The woods are dotted with brilliant red roses, bright yellow sunflowers and pale purple hydrangea. Spring is here, but these flowers have been with me all winter long. I've watched them grow -- not in size but in number. They're the artificial flowers that have blown off the headstones and grave markers in the small, country cemetery where I walk my dogs each morning.

Until my move across the road from this cemetery, I hadn't given any thought to the practice of placing flowers on graves. It's never been my thing. My sister Jeanne decorates our mother's gravesite because she takes pride in it looking nice -- she wouldn't, after all, have allowed Mom's yard and house exterior to look ratty while she was alive, Jeanne says -- and it makes my sister feel connected to Mom.

Over Memorial Day weekend, my 83-year-old dad plans to travel back to Iowa from his present home in Georgia, not only to celebrate his grandson's high school graduation, but to make the cemetery rounds. In years when he can't get back to Iowa, Dad sends Jeanne money so that she and her husband can do the tour for him.

It's an old tradition. According to the U.S. Department of Veterans Affairs website, on May 5, 1868, three years after the Civil War ended, Decoration Day was established as a time for loved ones to decorate the graves of the war dead with flowers. It's believed May 30 was originally selected because flowers would be blooming all over the country. Now, of course, it's called Memorial Day and celebrated on the last Monday in May.

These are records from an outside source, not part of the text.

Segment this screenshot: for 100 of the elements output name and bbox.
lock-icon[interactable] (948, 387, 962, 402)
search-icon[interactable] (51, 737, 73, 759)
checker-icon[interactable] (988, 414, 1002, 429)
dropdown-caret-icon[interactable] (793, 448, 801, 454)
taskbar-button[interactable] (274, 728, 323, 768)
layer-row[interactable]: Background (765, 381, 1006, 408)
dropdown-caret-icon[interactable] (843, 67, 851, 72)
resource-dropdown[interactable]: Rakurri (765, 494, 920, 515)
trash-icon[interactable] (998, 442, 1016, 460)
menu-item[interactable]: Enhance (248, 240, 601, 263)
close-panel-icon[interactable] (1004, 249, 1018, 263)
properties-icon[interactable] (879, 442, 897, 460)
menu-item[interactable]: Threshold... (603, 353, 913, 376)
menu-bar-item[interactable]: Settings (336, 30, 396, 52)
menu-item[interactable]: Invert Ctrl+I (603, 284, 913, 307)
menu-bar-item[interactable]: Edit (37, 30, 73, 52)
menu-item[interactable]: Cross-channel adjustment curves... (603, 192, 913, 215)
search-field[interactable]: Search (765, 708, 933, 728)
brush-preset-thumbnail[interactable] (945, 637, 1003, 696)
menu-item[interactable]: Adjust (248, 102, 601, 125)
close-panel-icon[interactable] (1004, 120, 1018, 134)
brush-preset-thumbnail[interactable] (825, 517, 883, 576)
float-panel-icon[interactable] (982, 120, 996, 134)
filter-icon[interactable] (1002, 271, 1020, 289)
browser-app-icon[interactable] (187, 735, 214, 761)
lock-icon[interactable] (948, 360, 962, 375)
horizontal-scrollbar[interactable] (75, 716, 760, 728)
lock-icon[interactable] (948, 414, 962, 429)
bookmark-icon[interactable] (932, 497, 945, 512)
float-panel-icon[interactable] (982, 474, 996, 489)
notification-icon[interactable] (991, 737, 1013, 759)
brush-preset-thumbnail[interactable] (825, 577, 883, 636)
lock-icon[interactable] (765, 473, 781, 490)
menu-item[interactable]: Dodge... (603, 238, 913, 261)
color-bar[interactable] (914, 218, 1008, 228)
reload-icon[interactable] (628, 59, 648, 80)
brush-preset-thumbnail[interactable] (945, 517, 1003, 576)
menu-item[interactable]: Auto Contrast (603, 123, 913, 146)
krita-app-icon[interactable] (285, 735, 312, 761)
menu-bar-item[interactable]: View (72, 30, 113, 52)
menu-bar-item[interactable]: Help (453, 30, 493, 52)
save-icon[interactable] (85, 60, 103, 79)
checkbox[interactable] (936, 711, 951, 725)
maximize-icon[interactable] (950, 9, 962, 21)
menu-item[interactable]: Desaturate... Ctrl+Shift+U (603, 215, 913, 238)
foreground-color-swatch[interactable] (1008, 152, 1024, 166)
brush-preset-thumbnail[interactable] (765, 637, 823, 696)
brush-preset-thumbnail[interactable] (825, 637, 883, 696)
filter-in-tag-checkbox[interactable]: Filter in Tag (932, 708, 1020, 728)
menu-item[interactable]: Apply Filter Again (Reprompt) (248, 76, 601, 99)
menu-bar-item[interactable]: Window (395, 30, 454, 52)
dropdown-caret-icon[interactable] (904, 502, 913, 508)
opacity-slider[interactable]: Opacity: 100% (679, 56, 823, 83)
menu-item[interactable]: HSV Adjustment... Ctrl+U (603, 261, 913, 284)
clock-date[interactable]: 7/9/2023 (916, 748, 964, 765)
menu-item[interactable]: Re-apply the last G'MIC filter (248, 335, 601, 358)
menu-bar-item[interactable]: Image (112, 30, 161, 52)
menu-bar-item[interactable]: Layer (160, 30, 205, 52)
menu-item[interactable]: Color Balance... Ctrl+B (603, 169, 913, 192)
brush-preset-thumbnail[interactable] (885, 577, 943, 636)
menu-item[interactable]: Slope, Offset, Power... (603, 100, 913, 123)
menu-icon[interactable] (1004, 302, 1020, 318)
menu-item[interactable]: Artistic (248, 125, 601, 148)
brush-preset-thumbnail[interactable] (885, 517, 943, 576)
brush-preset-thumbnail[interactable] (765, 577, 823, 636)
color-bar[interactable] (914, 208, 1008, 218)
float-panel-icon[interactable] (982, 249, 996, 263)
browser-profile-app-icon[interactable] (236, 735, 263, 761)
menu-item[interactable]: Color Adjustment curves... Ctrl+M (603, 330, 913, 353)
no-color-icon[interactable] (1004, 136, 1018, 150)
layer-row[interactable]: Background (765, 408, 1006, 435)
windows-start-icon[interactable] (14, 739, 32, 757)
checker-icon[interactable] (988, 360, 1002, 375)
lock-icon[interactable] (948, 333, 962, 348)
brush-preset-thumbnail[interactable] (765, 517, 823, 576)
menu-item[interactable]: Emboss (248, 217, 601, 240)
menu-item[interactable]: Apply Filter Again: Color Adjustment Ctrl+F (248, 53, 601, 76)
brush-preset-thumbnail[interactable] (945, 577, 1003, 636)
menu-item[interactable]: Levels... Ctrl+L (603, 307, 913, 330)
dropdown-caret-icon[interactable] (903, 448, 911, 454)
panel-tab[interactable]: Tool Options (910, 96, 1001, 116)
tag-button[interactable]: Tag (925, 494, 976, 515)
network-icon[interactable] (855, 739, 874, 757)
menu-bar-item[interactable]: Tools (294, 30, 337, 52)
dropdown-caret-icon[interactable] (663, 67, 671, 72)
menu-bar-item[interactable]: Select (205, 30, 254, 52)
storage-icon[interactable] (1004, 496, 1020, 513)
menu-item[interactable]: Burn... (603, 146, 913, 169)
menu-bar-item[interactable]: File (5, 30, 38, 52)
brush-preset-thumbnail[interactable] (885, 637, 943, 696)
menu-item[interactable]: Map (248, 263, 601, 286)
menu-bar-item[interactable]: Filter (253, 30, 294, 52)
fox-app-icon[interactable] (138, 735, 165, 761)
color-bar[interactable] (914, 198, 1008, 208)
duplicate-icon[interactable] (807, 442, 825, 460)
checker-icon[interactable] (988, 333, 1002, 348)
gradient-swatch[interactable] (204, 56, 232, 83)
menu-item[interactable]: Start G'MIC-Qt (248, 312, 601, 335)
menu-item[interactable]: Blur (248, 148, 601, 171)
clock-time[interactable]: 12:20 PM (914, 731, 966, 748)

For many, Memorial Day has become the time that they head to the cemetery to remember their loved ones. The ritual of placing fresh flowers on graves has mostly given way to artificial arrangements of plastic, silk and polyester. My guess is that most people who decorate their loved ones' grave spend time at the site, then drive away, trusting their beautiful tribute remains.

My morning cemetery walks, however, show me that many of these lovely looking arrangements don't stay anchored. Even after a relatively mild wind or rainstorm, the cemetery grounds and nearby field and woods are littered with artificial flowers -- even the ones with metal brackets meant to keep the arrangement mounted on the headstone.

Littering, I'm sure, wasn't anyone's intention.

So what is the alternative to artificial memorial arrangements for people who are environmentally conscious? Real flowers, right? Yes, but be mindful. In that same little country cemetery by my house, someone had the right idea by leaving a bouquet of real yellow roses on their loved one's grave. However, he or she left behind the cellophane wrapping, too. It ended up in a garbage can after I retrieved it from the grass on the edge of the cemetery.

Again, I'm sure that wasn't the giver's intention.

So what else can you do? Decorate with fresh flowers from your own pesticide-free garden is one great idea. Or, consider these five other options:

Plant flowers. Most cemeteries won't allow you to plant in the ground, but check to see if you can leave a planter box. You could fill it with a plant like lantana, which thrives with little moisture and produces flowers all summer and fall.

Spruce it up. Spend time cleaning up your loved one's gravesite. Remove leaves and other debris. Trim away long grass from the stone. Take that time to think about that person. No need to leave anything behind but your love.

Plant a tree. In your own yard, of course. Choose your loved one's
favorite tree or one that makes you think of that person. Add a bench and you have a sacred space to sit and remember your loved one.

Make a donation. Take the money you would have spent on a memorial arrangement and donate that money instead to a charity or organization that was important to your loved one.

Write a letter. Thank your deceased loved ones for the contributions they made to your life. Tell them what you miss about them. If you have forgiveness work to do, include that, too. Tuck your letter away, or create a ritual and burn it.